LA SURVEILLANCE POST-OPÉRATOIRE EN SERVICE D’ÉTAGE ET L’INDICE DE STABILITÉ

Par Pr Hervé BOUAZIZ et Patrick SOUCHON

Médecin anesthésiste réanimateur, CHU Nancy

Société Masimo

La dépression respiratoire est un événement fréquent dans la période post-opératoire. Elle est souvent liée à l’utilisation des drogues, type opioïdes, prescrites pour lutter contre la douleur. Elle peut entraîner la mort si elle n’est pas détectée à temps, d’où la nécessité d’une surveillance des patients dans la période post-opératoire, et surtout la nuit. Surveiller la fréquence respiratoire est essentiel, mais c’est souvent un paramètre négligé.
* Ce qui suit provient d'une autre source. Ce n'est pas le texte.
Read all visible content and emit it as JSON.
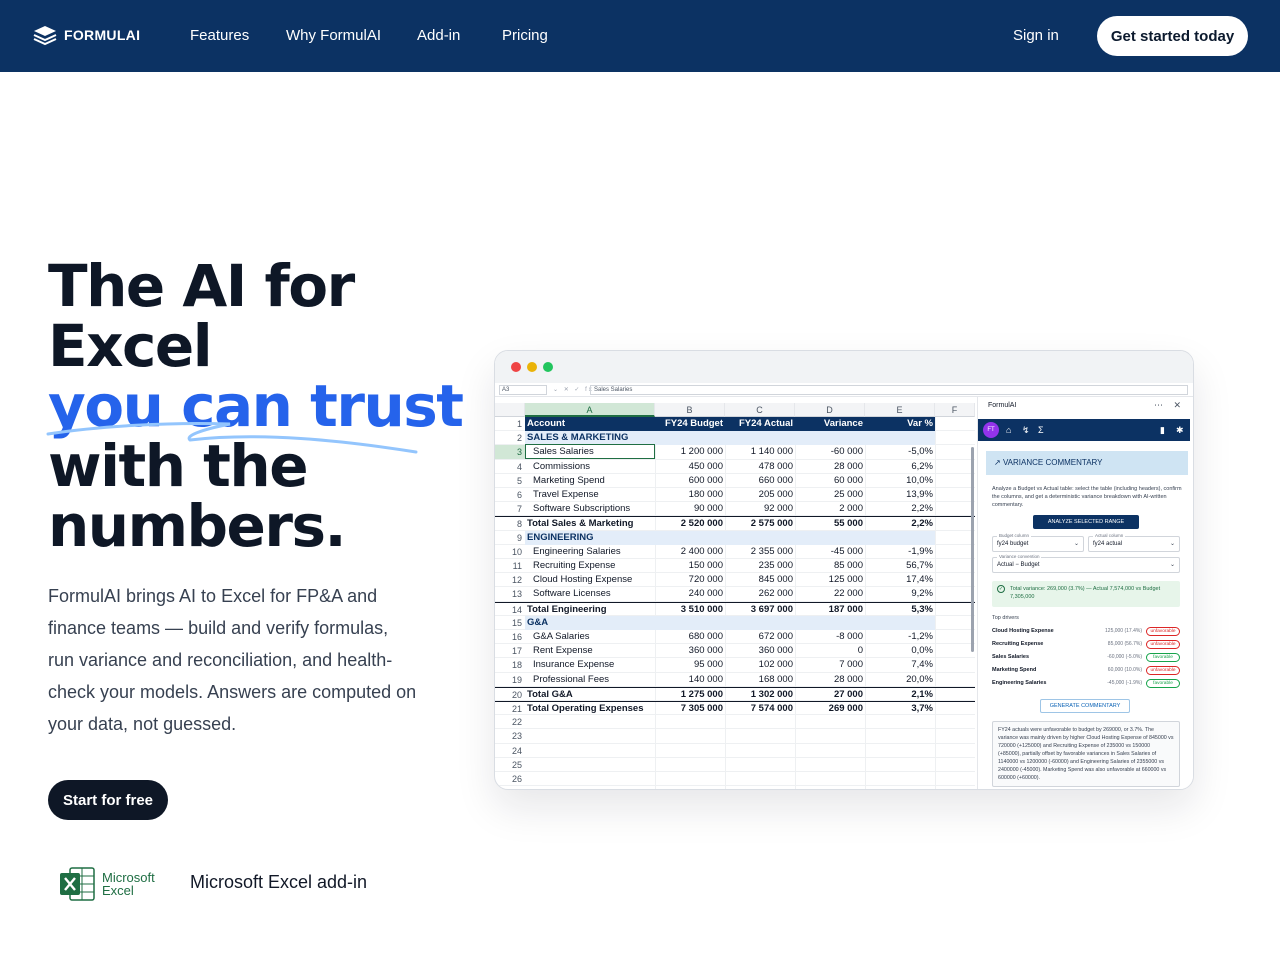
{
  "nav": {
    "brand": "FORMULAI",
    "links": [
      "Features",
      "Why FormulAI",
      "Add-in",
      "Pricing"
    ],
    "sign_in": "Sign in",
    "cta": "Get started today"
  },
  "hero": {
    "title_lines": [
      "The AI for",
      "Excel"
    ],
    "title_accent": "you can trust",
    "title_lines_after": [
      "with the",
      "numbers."
    ],
    "description": "FormulAI brings AI to Excel for FP&A and finance teams — build and verify formulas, run variance and reconciliation, and health-check your models. Answers are computed on your data, not guessed.",
    "cta": "Start for free",
    "badge_line1": "Microsoft",
    "badge_line2": "Excel",
    "addin_label": "Microsoft Excel add-in"
  },
  "colors": {
    "nav_bg": "#0c3263",
    "accent": "#2563eb",
    "dark": "#0e1726",
    "excel_green": "#1f6e43"
  },
  "formula_bar": {
    "name_box": "A3",
    "icons": "⌄ ✕ ✓ fx",
    "formula": "Sales Salaries"
  },
  "sheet": {
    "columns": [
      "A",
      "B",
      "C",
      "D",
      "E",
      "F"
    ],
    "rows": [
      {
        "n": "1",
        "type": "hdr",
        "a": "Account",
        "b": "FY24 Budget",
        "c": "FY24 Actual",
        "d": "Variance",
        "e": "Var %"
      },
      {
        "n": "2",
        "type": "sec",
        "a": "SALES & MARKETING",
        "b": "",
        "c": "",
        "d": "",
        "e": ""
      },
      {
        "n": "3",
        "type": "item",
        "a": "Sales Salaries",
        "b": "1 200 000",
        "c": "1 140 000",
        "d": "-60 000",
        "e": "-5,0%"
      },
      {
        "n": "4",
        "type": "item",
        "a": "Commissions",
        "b": "450 000",
        "c": "478 000",
        "d": "28 000",
        "e": "6,2%"
      },
      {
        "n": "5",
        "type": "item",
        "a": "Marketing Spend",
        "b": "600 000",
        "c": "660 000",
        "d": "60 000",
        "e": "10,0%"
      },
      {
        "n": "6",
        "type": "item",
        "a": "Travel Expense",
        "b": "180 000",
        "c": "205 000",
        "d": "25 000",
        "e": "13,9%"
      },
      {
        "n": "7",
        "type": "item",
        "a": "Software Subscriptions",
        "b": "90 000",
        "c": "92 000",
        "d": "2 000",
        "e": "2,2%"
      },
      {
        "n": "8",
        "type": "tot",
        "a": "Total Sales & Marketing",
        "b": "2 520 000",
        "c": "2 575 000",
        "d": "55 000",
        "e": "2,2%"
      },
      {
        "n": "9",
        "type": "sec",
        "a": "ENGINEERING",
        "b": "",
        "c": "",
        "d": "",
        "e": ""
      },
      {
        "n": "10",
        "type": "item",
        "a": "Engineering Salaries",
        "b": "2 400 000",
        "c": "2 355 000",
        "d": "-45 000",
        "e": "-1,9%"
      },
      {
        "n": "11",
        "type": "item",
        "a": "Recruiting Expense",
        "b": "150 000",
        "c": "235 000",
        "d": "85 000",
        "e": "56,7%"
      },
      {
        "n": "12",
        "type": "item",
        "a": "Cloud Hosting Expense",
        "b": "720 000",
        "c": "845 000",
        "d": "125 000",
        "e": "17,4%"
      },
      {
        "n": "13",
        "type": "item",
        "a": "Software Licenses",
        "b": "240 000",
        "c": "262 000",
        "d": "22 000",
        "e": "9,2%"
      },
      {
        "n": "14",
        "type": "tot",
        "a": "Total Engineering",
        "b": "3 510 000",
        "c": "3 697 000",
        "d": "187 000",
        "e": "5,3%"
      },
      {
        "n": "15",
        "type": "sec",
        "a": "G&A",
        "b": "",
        "c": "",
        "d": "",
        "e": ""
      },
      {
        "n": "16",
        "type": "item",
        "a": "G&A Salaries",
        "b": "680 000",
        "c": "672 000",
        "d": "-8 000",
        "e": "-1,2%"
      },
      {
        "n": "17",
        "type": "item",
        "a": "Rent Expense",
        "b": "360 000",
        "c": "360 000",
        "d": "0",
        "e": "0,0%"
      },
      {
        "n": "18",
        "type": "item",
        "a": "Insurance Expense",
        "b": "95 000",
        "c": "102 000",
        "d": "7 000",
        "e": "7,4%"
      },
      {
        "n": "19",
        "type": "item",
        "a": "Professional Fees",
        "b": "140 000",
        "c": "168 000",
        "d": "28 000",
        "e": "20,0%"
      },
      {
        "n": "20",
        "type": "tot",
        "a": "Total G&A",
        "b": "1 275 000",
        "c": "1 302 000",
        "d": "27 000",
        "e": "2,1%"
      },
      {
        "n": "21",
        "type": "tot",
        "a": "Total Operating Expenses",
        "b": "7 305 000",
        "c": "7 574 000",
        "d": "269 000",
        "e": "3,7%"
      },
      {
        "n": "22",
        "type": "empty",
        "a": "",
        "b": "",
        "c": "",
        "d": "",
        "e": ""
      },
      {
        "n": "23",
        "type": "empty",
        "a": "",
        "b": "",
        "c": "",
        "d": "",
        "e": ""
      },
      {
        "n": "24",
        "type": "empty",
        "a": "",
        "b": "",
        "c": "",
        "d": "",
        "e": ""
      },
      {
        "n": "25",
        "type": "empty",
        "a": "",
        "b": "",
        "c": "",
        "d": "",
        "e": ""
      },
      {
        "n": "26",
        "type": "empty",
        "a": "",
        "b": "",
        "c": "",
        "d": "",
        "e": ""
      }
    ]
  },
  "panel": {
    "title": "FormulAI",
    "controls": "⋯ ✕",
    "avatar": "FT",
    "section_title": "VARIANCE COMMENTARY",
    "description": "Analyze a Budget vs Actual table: select the table (including headers), confirm the columns, and get a deterministic variance breakdown with AI-written commentary.",
    "analyze_button": "ANALYZE SELECTED RANGE",
    "budget_label": "Budget column",
    "budget_value": "fy24 budget",
    "actual_label": "Actual column",
    "actual_value": "fy24 actual",
    "convention_label": "Variance convention",
    "convention_value": "Actual − Budget",
    "total_text": "Total variance: 269,000 (3.7%) — Actual 7,574,000 vs Budget 7,305,000",
    "drivers_label": "Top drivers",
    "drivers": [
      {
        "name": "Cloud Hosting Expense",
        "value": "125,000 (17.4%)",
        "tag": "unfavorable"
      },
      {
        "name": "Recruiting Expense",
        "value": "85,000 (56.7%)",
        "tag": "unfavorable"
      },
      {
        "name": "Sales Salaries",
        "value": "-60,000 (-5.0%)",
        "tag": "favorable"
      },
      {
        "name": "Marketing Spend",
        "value": "60,000 (10.0%)",
        "tag": "unfavorable"
      },
      {
        "name": "Engineering Salaries",
        "value": "-45,000 (-1.9%)",
        "tag": "favorable"
      }
    ],
    "generate_button": "GENERATE COMMENTARY",
    "commentary": "FY24 actuals were unfavorable to budget by 269000, or 3.7%. The variance was mainly driven by higher Cloud Hosting Expense of 845000 vs 720000 (+125000) and Recruiting Expense of 235000 vs 150000 (+85000), partially offset by favorable variances in Sales Salaries of 1140000 vs 1200000 (-60000) and Engineering Salaries of 2355000 vs 2400000 (-45000). Marketing Spend was also unfavorable at 660000 vs 600000 (+60000)."
  }
}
En 2017, le CHU de Nancy a mené une étude observationnelle en Moselle. Elle a montré que les patients n’étaient pas monitorés entre le bloc opératoire et la salle de réveil, soit en moyenne pendant plus de 5 minutes, sur une période réputée critique. Ceci pouvant conduire à des désaturations parfois sévères. Ces pratiques vont à l’encontre des recommandations actuelles.

Un monitorage continu des patients en service d’étage serait très utile mais ces services sont souvent peu équipés en matériel de surveillance et disposent de peu de personnel. La solution proposée doit donc être simple à mettre en œuvre, fiable et adaptée au mode de fonctionnement de ce type de service.

Aujourd’hui, on peut, avec des paramètres non invasifs, simples à mettre en œuvre, comme la SpO2 , le pouls et la mesure de fréquence respiratoire, assurer une surveillance fiable grâce à des technologies performantes, comme Masimo SET. Ceci permet de réduire drastiquement le nombre de fausses alarmes.

Une réflexion doit aussi être conduite pour réduire le nombre d’alarmes vraies mais ne nécessitant pas d’actions de la part du personnel, ceci dans le but de ne déclencher une alarme que lorsqu’une action est nécessaire. Ces systèmes doivent transmettre les alarmes directement au personnel en charge du patient. Le concept de poste central a peu d’intérêt compte tenu du mode de fonctionnement de ces services. Le système Masimo “Patient Safety Net” est une solution simple à mettre en œuvre. Intégré au réseau hospitalier, il répond parfaitement à ce cahier des charges. Des études ont montré que l’utilisation d’un tel système permettait d’augmenter la sécurité des patients, de réduire les situations critiques et de limiter les retours en service de réanimation.

Enfin, les systèmes de scoring (comme EWS) peuvent aussi permettre d’aider à anticiper la dégradation de l’état des patients, grâce à une approche systématique, voire automatisée et continue du suivi de l’évolution des patients.